The positive CHMP opinion was based on safety and efficacy data from a phase 2 study in 93 patients with BRAF V600-positive NSCLC (36 treatment-naive and 57 previously treated with chemotherapy).

The 57 patients had experienced tumor progression after receiving at least one platinum-based chemotherapy. In this group of patients, the targeted therapy combination (150 mg of dabrafenib twice daily and 2 mg of trametinib once daily) yielded an overall response rate of 63.2%; the median duration of response was 9.0 months.

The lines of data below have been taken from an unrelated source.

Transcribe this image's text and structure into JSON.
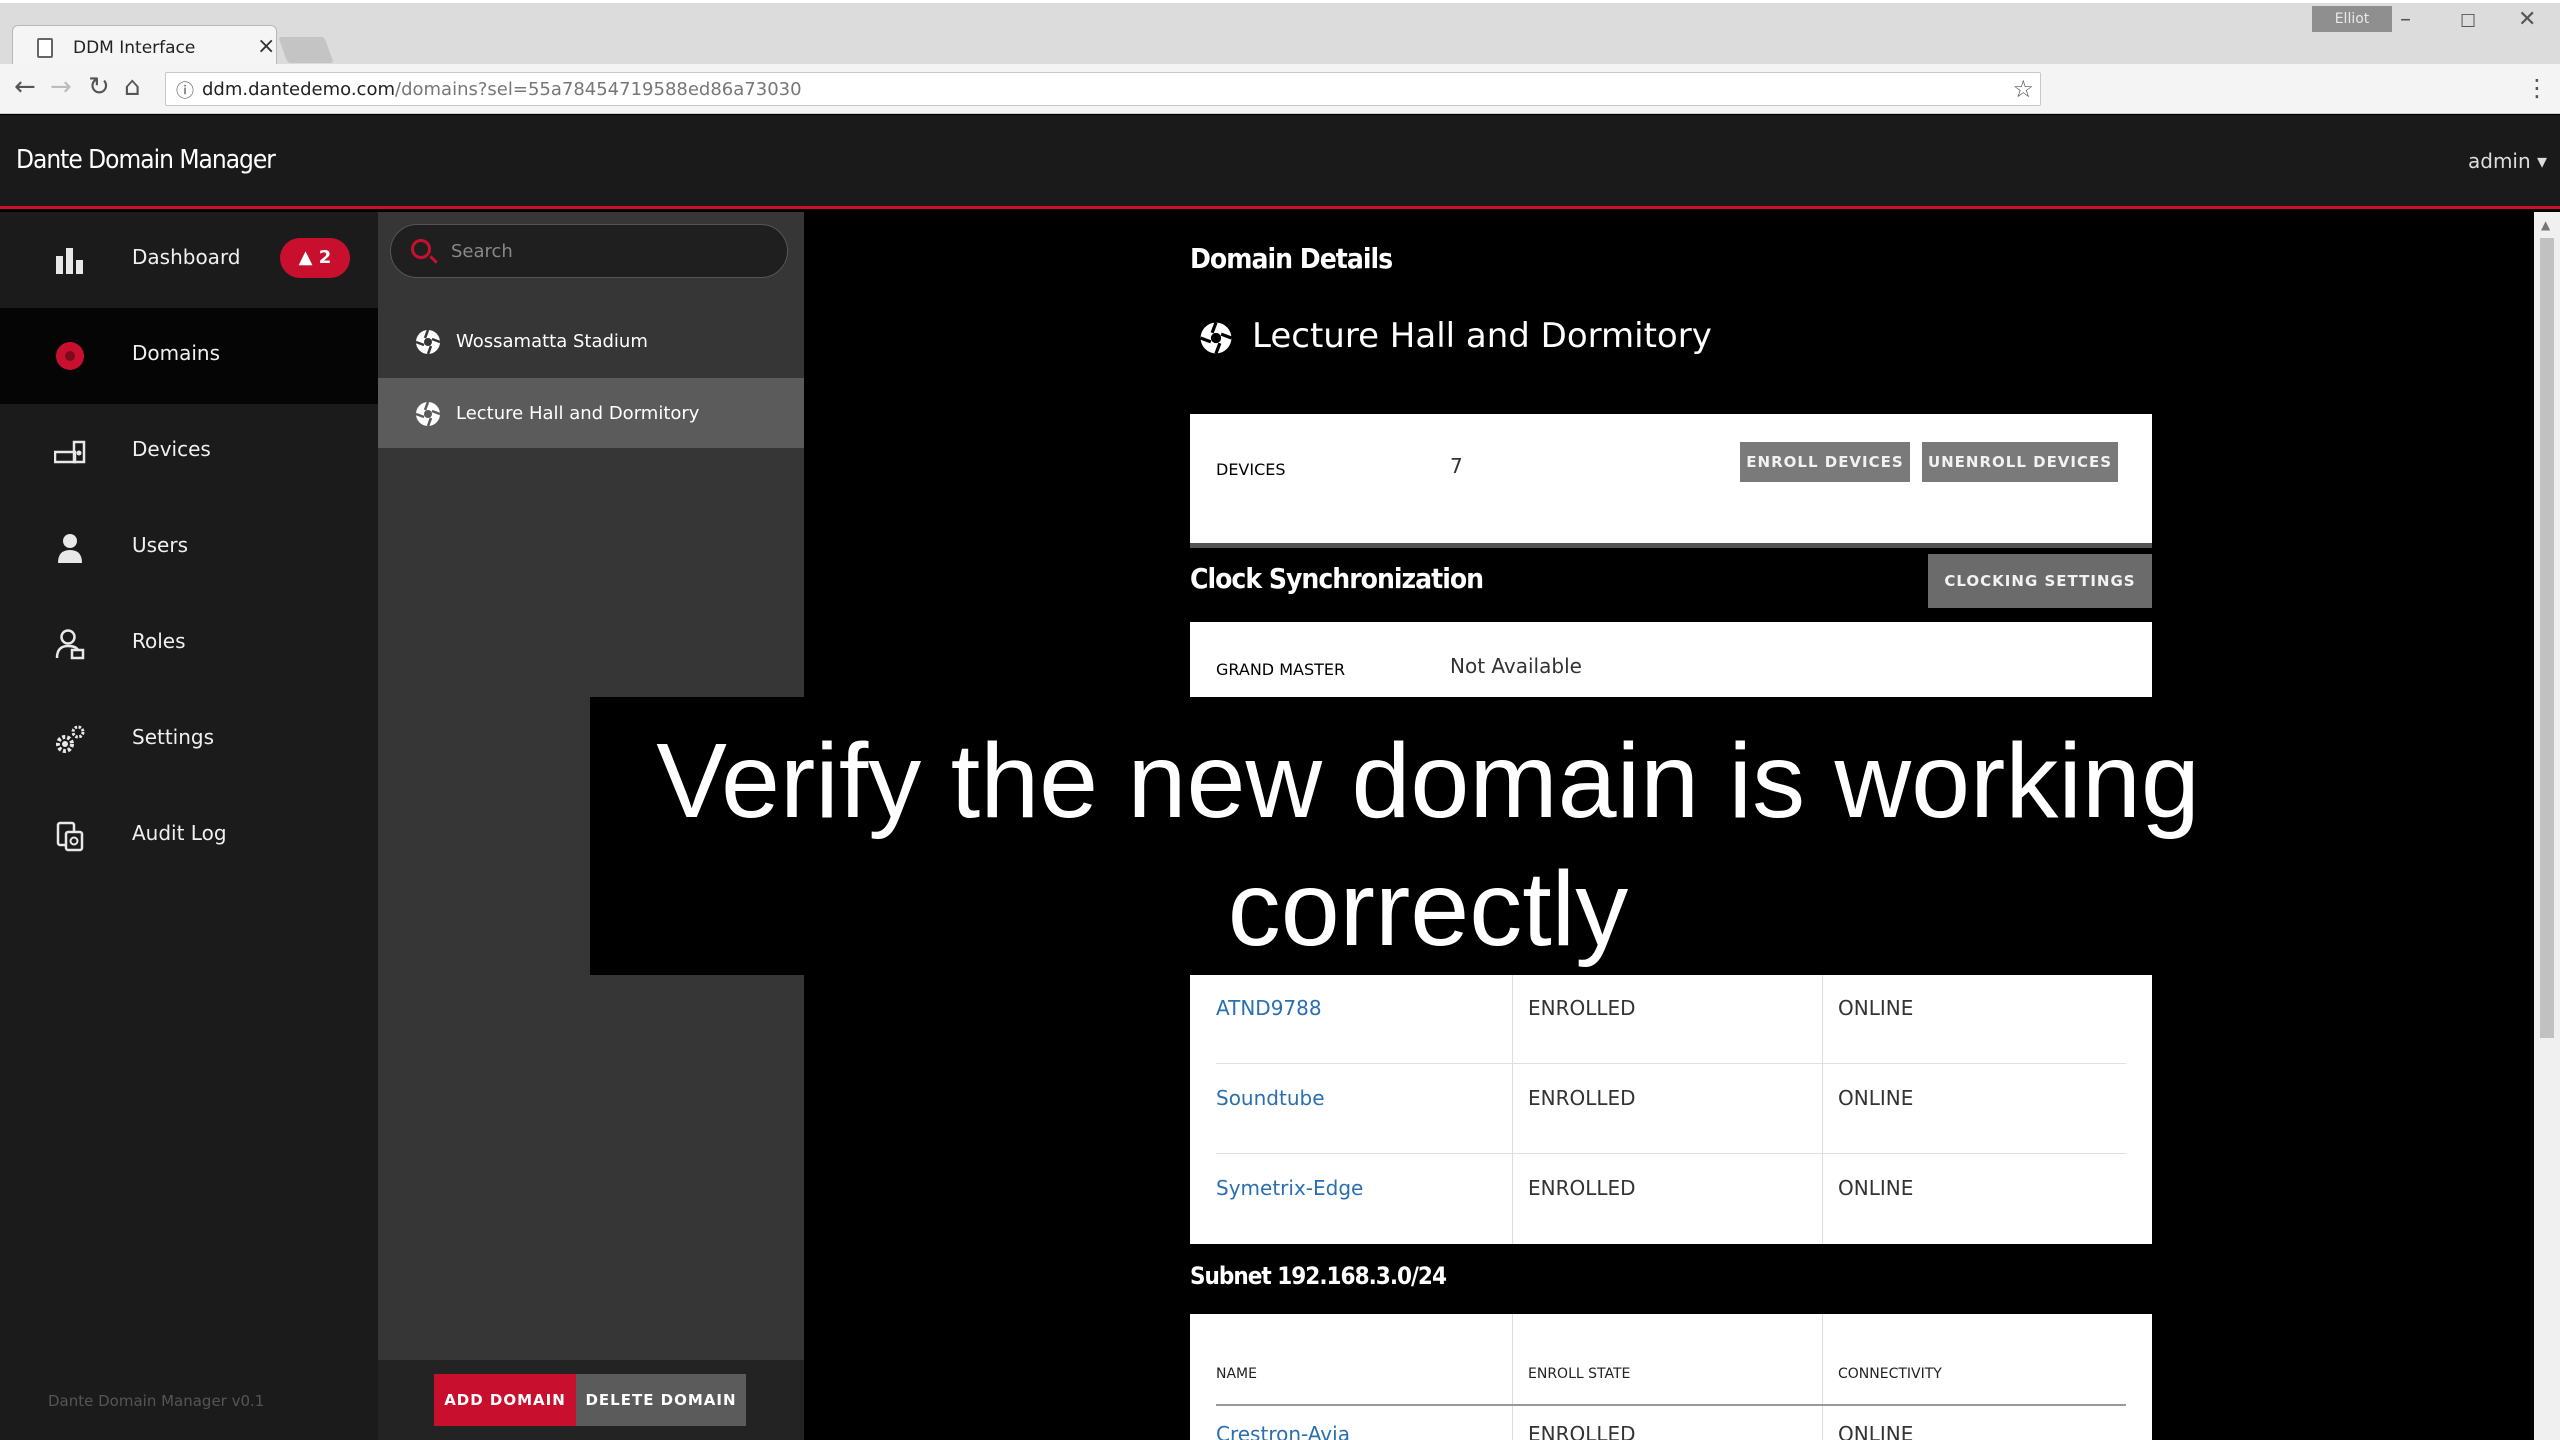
{
  "browser": {
    "tab_title": "DDM Interface",
    "tab_close": "×",
    "user_chip": "Elliot",
    "window_controls": {
      "minimize": "–",
      "maximize": "☐",
      "close": "✕"
    },
    "nav": {
      "back": "←",
      "forward": "→",
      "reload": "↻",
      "home": "⌂"
    },
    "url_host": "ddm.dantedemo.com",
    "url_path": "/domains?sel=55a78454719588ed86a73030",
    "info_icon": "ⓘ",
    "bookmark_icon": "☆",
    "menu_icon": "⋮"
  },
  "app": {
    "title": "Dante Domain Manager",
    "user_menu": "admin ▾",
    "version": "Dante Domain Manager v0.1"
  },
  "sidebar": {
    "items": [
      {
        "label": "Dashboard",
        "icon": "bar-chart-icon"
      },
      {
        "label": "Domains",
        "icon": "domain-icon"
      },
      {
        "label": "Devices",
        "icon": "devices-icon"
      },
      {
        "label": "Users",
        "icon": "user-icon"
      },
      {
        "label": "Roles",
        "icon": "roles-icon"
      },
      {
        "label": "Settings",
        "icon": "gears-icon"
      },
      {
        "label": "Audit Log",
        "icon": "audit-log-icon"
      }
    ],
    "alert_badge": "▲ 2",
    "active_index": 1
  },
  "domain_panel": {
    "search_placeholder": "Search",
    "domains": [
      {
        "label": "Wossamatta Stadium"
      },
      {
        "label": "Lecture Hall and Dormitory"
      }
    ],
    "selected_index": 1,
    "add_label": "ADD DOMAIN",
    "delete_label": "DELETE DOMAIN"
  },
  "details": {
    "heading": "Domain Details",
    "domain_name": "Lecture Hall and Dormitory",
    "devices_label": "DEVICES",
    "devices_count": "7",
    "enroll_label": "ENROLL DEVICES",
    "unenroll_label": "UNENROLL DEVICES",
    "clock_heading": "Clock Synchronization",
    "clock_button": "CLOCKING SETTINGS",
    "grand_master_label": "GRAND MASTER",
    "grand_master_value": "Not Available",
    "device_rows": [
      {
        "name": "ATND9788",
        "state": "ENROLLED",
        "connectivity": "ONLINE"
      },
      {
        "name": "Soundtube",
        "state": "ENROLLED",
        "connectivity": "ONLINE"
      },
      {
        "name": "Symetrix-Edge",
        "state": "ENROLLED",
        "connectivity": "ONLINE"
      }
    ],
    "subnet_heading": "Subnet 192.168.3.0/24",
    "subnet_headers": {
      "name": "NAME",
      "state": "ENROLL STATE",
      "connectivity": "CONNECTIVITY"
    },
    "subnet_partial": {
      "name": "Crestron-Avia",
      "state": "ENROLLED",
      "connectivity": "ONLINE"
    }
  },
  "caption": "Verify the new domain is working correctly",
  "colors": {
    "accent": "#c8102e",
    "link": "#2a6fb0",
    "sidebar_bg": "#1b1b1b",
    "panel_bg": "#363636"
  }
}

The most common adverse events (incidence >20%) were pyrexia, nausea, vomiting, diarrhea, asthenia, decreased appetite, dry skin, chills, peripheral edema, cough, and rash.

Rolapitant Also Recommended

Also recommended for approval by the CHMP was rolapitant (Varuby , Tesaro) for the prevention of delayed nausea and vomiting associated with highly and moderately emetogenic cancer chemotherapy in adults. The drug has already been approved in the United States.

Rolapitant (90-mg tablets) acts as an antagonist of substance P/neurokinin 1 (NK-1) receptors. Rolapitant blocks substance P from attaching to nerve cells in the area of the brain that controls vomiting, and this helps prevent nausea and vomiting, according to EMA press materials.

Rolapitant reduces emetic episodes and the use of rescue medicines in the delayed phase (after 24 to 120 hours) in patients treated with highly or moderately emetogenic chemotherapy. The most common side effects are headache, constipation, and fatigue.

The CHMP also recommended generic pemetrexed (Hospira UK Limited) for the treatment of unresectable malignant pleural mesothelioma and locally advanced or metastatic NSCLC other than disease with predominantly squamous cell histology. This generic form of pemetrexed is a powder (100 mg, 500 mg, and 1000 mg) for concentrate for solution for infusion.